Melissa se trouve un jour dans l’ascenseur avec moi. Enfin seules ! Elle me parle alors de son mari. Christopher a longtemps travaillé à Chicago dans des associations qui viennent en aide aux Indiens. D’ailleurs il prépare sa thèse en ce moment. Il travaille sur l’un des premiers auteurs Indiens, Charles Eastman (Ohiyesa), un Sioux Santee (Dakota) ayant vécu la vie libre des tribus nomades jusqu’à l’âge de 15 ans, éduqué chez les Blancs, devenu médecin à Boston, revenu pour aider les siens sur la réserve, considéré comme dangereux par les agents des affaires Indiennes et renvoyé à St-Paul dans le Minnesota en tant que médecin, puis envoyé dans le sud-Dakota par le gouvernement, où il servit d’intermédiaire, de conseiller, pour donner une structure administrative aux réserves. Son premier livre, Enfance Indienne, fut publié en 1902. Chris est très engagé et très déterminé, d’ailleurs il a du sang Indien dans les veines me dit-elle. Vous devriez vous rencontrer et je suis sûre que vous auriez beaucoup à échanger, ajoute-t-elle.
Christopher quelques mois plus tard, donne une conférence à propos de cet auteur, Charles Eastman, né au 19e siècle. L’occasion m’est offerte de lui poser quelques questions, auxquelles il répond, et quand je m’apprête à lui demander quel est son héritage indien, il s’excuse en disant qu’il doit faire cours dans trois minutes exactement à l’autre bout du campus… et il prend congé.

Melissa peu de temps après me promet qu’elle organisera un dîner chez elle afin que nous poursuivions la discussion interrompue. Une date est plus ou moins fixée, avant mon départ pour la France, pendant les congés de février. Fin février arrive, qui ressemble au printemps, et un message de Melissa m’apprend que sa fille de trois ans, Wren (ce qui signifie moineau et non hirondelle !) est malade. Aussi il nous faudra remettre le dîner…
Et je rentre en France. Six mois passent.
Septembre revient et me revoici à Nashville. Une vague de froid me cueille à la descente de l’avion, moi qui comptais sur l’été indien…
Je reprends contact avec les jeunes poètes du département d’Anglais. J’envoie des messages, me rends disponible pour les rencontrer et de fait je déjeune avec Lisa, prends un café avec Cara, salue Chad, j’apprends que Claire est sur le point de se marier, que Kendra a obtenu une bourse, que Mat et Ben enseignent dans un lycée, que Stephanie va faire éditer ses poèmes relatifs à l’esclavage des noirs, que Zach est reparti en Californie… Pas de réponse, pas de nouvelles de Melissa.

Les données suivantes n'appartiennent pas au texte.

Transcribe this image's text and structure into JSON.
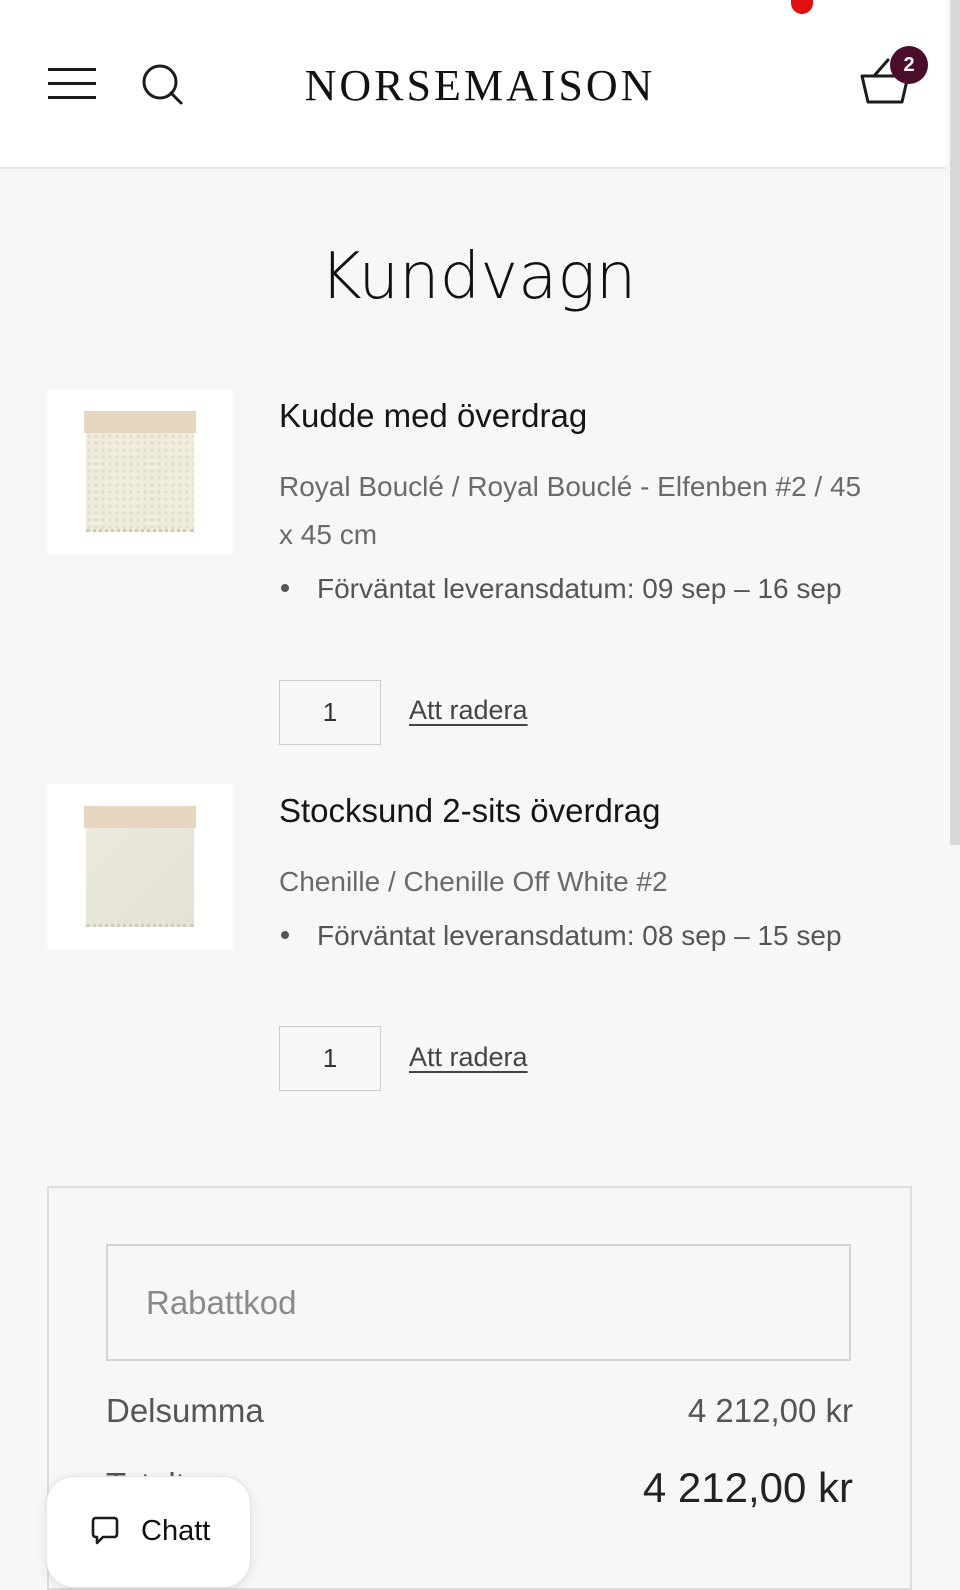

Et il y a deux jours je croise le directeur de thèse de Christopher qui s’étonne : « Comment tu ne savais pas, Chris et Melissa sont partis dans l’état de New-York. Chris a obtenu un poste à l’université de Cornell, c’est formidable tu sais ! ». C’est formidable en effet car les postes sont chers et la compétition féroce.
« Et Melissa, quels sont ses projets ?
– Aucune idée, je suppose qu’elle s’occupe d’installer la famille dans leur nouvel environnement, ils ont déménagé rapidement à la fin du mois d’août. Et je dois te dire quelque chose qu’elle n’a jamais osé avouer et que Chris m’a confié : Elle aussi a du sang Indien dans les veines, avec lequel elle se sent très mal à l’aise. Une sorte de honte, parce qu’on disait à sa grand-mère dans les pensionnats pour Indiens, qu’elle ne valait même pas la nourriture qu’on lui donnait. Parce qu’elle connait la situation aussi bien sur les réserves que dans les villes et qu’elle ne veut pas être assimilée à cette image de l’Indien déchu, au chômage, rongé par le désespoir et/ou l’alcool…»

Après ce bref échange, je monte au septième étage de la bibliothèque, là où la poésie et la littérature du monde entier se trouvent. C’est « mon étage », mon repaire, et j’y ai un petit bureau privé. Négligemment je pianote sur le clavier de mon ordinateur et découvre qu’un article écrit par la jeune poète Ananda Abel que j’ai fréquenté dans les ateliers d’écriture, se trouve dans les archives de l’université et qu’il est consacré à Chris Pexa, l’époux de Melissa… je télécharge…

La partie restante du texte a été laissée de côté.